In the first chapter the author paints a bleak picture of today’s stock market. He then provides a solution in a board centric imperative. In chapters 3 through 9 noteworthy events during Millstein’s long career are presented. Most of these are disasters due to lack of board oversight and accountability and where the author was called in to clean up the mess. In the last formal chapter Millstein returns to deeper discuss the desired profile of a director. In this section the author adds a number of checklists for interviewing and choosing potential activist directors. These are immediately useful as they as a complement to more practical issues, focus on integrity, courage, intentions etc. Finally, a short written biography in an appendix binds together the previous events.

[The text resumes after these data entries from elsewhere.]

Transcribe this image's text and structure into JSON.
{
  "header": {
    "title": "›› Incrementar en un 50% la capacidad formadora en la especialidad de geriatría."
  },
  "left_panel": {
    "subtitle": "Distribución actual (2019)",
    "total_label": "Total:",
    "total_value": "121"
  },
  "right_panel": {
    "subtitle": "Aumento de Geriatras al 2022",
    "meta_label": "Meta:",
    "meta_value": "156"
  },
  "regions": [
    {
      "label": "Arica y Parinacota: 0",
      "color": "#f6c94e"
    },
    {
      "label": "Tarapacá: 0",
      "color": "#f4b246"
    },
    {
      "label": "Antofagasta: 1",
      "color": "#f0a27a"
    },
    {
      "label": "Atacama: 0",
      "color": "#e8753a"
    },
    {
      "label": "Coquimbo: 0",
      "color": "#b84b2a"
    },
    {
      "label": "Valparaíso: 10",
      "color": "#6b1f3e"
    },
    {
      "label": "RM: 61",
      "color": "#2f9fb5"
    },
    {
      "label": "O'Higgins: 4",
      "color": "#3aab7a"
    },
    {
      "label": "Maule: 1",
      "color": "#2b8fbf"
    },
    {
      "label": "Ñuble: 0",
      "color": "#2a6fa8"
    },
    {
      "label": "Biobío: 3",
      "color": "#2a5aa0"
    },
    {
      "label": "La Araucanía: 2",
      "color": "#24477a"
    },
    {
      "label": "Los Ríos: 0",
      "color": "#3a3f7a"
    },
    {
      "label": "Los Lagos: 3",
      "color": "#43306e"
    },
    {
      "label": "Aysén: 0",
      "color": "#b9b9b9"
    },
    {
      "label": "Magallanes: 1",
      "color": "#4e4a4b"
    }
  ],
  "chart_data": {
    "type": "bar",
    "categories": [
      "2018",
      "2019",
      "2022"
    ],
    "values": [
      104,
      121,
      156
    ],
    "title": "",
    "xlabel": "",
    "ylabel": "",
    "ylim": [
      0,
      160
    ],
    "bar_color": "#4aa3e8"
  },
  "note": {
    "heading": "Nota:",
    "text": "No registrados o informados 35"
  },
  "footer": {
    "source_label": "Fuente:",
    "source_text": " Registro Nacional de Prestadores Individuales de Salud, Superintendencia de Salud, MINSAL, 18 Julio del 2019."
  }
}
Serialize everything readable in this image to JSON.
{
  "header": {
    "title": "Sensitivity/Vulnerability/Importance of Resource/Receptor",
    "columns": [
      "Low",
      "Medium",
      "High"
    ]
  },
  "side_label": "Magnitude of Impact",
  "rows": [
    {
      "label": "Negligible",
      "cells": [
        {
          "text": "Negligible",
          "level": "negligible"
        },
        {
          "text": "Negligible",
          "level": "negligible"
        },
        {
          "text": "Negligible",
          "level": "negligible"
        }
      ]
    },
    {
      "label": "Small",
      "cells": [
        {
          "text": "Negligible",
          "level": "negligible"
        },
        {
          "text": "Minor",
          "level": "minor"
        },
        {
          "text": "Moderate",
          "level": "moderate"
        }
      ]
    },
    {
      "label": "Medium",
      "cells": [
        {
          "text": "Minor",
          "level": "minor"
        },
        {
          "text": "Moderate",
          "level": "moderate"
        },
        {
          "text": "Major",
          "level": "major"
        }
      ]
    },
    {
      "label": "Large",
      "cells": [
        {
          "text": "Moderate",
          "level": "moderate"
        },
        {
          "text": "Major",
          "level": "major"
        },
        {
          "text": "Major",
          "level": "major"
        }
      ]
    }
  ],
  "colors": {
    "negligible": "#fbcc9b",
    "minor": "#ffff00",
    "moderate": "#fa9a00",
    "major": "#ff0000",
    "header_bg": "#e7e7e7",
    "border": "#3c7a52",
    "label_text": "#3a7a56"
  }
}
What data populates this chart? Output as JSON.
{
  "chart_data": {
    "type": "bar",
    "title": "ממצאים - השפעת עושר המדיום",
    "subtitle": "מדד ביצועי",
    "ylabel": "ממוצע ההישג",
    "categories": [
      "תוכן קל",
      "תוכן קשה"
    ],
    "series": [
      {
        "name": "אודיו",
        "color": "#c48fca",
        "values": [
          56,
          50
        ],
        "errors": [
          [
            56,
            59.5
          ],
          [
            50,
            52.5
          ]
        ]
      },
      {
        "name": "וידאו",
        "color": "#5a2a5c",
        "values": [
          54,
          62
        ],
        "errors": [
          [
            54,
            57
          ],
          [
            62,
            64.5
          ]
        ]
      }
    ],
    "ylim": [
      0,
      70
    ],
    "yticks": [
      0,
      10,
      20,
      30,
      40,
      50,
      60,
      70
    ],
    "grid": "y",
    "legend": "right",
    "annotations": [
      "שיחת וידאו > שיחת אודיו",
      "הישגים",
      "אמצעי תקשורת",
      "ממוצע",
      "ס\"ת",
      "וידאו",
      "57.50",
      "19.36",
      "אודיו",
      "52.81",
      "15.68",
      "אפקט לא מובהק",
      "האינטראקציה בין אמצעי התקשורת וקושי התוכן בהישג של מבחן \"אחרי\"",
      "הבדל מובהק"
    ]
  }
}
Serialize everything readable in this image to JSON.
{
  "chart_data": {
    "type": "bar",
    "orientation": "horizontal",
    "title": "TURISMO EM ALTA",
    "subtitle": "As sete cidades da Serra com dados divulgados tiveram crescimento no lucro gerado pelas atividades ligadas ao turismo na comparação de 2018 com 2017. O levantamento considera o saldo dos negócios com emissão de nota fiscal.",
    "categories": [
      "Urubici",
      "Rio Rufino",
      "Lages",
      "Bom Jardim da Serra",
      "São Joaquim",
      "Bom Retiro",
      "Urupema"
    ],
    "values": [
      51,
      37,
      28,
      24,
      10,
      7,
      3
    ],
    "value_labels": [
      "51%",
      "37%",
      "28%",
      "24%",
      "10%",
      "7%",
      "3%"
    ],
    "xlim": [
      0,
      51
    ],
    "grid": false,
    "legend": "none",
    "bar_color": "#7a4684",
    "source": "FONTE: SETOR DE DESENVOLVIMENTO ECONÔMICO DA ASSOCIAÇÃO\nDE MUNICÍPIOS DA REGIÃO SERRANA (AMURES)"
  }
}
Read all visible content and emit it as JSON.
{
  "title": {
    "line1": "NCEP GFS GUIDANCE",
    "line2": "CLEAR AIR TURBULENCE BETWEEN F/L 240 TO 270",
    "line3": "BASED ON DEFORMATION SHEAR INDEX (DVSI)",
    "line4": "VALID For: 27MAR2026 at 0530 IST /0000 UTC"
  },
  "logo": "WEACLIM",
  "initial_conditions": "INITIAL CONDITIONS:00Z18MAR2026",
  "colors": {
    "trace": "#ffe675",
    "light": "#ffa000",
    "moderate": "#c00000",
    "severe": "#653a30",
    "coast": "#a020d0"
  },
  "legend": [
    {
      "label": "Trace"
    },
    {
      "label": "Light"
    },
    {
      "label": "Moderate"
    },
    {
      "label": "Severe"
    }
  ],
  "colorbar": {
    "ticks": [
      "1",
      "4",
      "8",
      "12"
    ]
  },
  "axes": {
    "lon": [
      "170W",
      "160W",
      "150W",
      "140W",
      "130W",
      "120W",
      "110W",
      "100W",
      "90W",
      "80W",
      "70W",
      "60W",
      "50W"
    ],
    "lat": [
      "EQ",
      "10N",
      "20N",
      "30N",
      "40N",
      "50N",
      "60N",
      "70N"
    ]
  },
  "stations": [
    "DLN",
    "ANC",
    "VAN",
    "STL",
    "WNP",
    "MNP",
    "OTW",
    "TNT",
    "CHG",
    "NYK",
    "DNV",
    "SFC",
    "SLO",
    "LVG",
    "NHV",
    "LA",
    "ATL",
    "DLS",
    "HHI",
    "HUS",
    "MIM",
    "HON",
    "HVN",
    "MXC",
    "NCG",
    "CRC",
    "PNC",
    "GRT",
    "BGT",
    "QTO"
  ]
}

Even though Millstein’s story told clearly depicts the benefits of breaking the hegemony of the managerial capitalism without accountability to owners that long was the norm, Millstein is not pleased with the state of current owners. There are wolf packs of activist hedge funds and increasingly power is concentrated to index funds or relative performance funds that have few incentives to look to the long-term development of companies. Too many CEOs cave in to the demands of the myopic market and passive directors dare not protest. As long as the company earns money they don’t want to rock the boat.
The solution to this mess and the protection from the market is in Millstein’s mind a board centric cultural revolution. He advocates so-called activist directors who know the business and its finances in depth, who are fully engaged and can act as partners to the CEO in strengthening the long-term competitiveness of the company and by this benefit the shareholders over the long-term. At the same time the activist director must protect the shareholders’ money by preventing the CEO from venturing on foolish projects. More compliance issues should be delegated to committees to free up time for the board to discuss strategy.
Only part of the change can come from board practices. The other part must come from the institutional owners who too often have little experience in managing corporations and thus are ill equipped to search for new directors. During his career Millstein has worked to improve the communication between board directors and institutional investors and to help the latter to find their role as owners. With the increasing power of institutional owners comes a societal obligation to look beyond one’s own portfolios and work for the benefit of the business sector and the economy.
Most change is small and gradual but at times there are large, dramatic breakthroughs that over decades tips the balance from the CEO to the board and shareholders. The most attention-grabbing event described in the book is the board revolution in GE where Millstein was instrumental. A string of CEOs were running the company towards the abyss while keeping the board in the dark. It was seen as betrayal if independent directors discussed issues without executive managers present. In the end the board revolted to save the company, sacked CEOs and as one of the first firms wrote their own corporate governance guidelines.
It would surprise few if a text by a lawyer was winded and complex. The opposite is the case here. Perhaps the book is a bit two-pieced as part memoirs, part pamphlet on corporate governance, but if you want to understand how today’s practices developed and why they need to develop further Millstein’s book is perfect.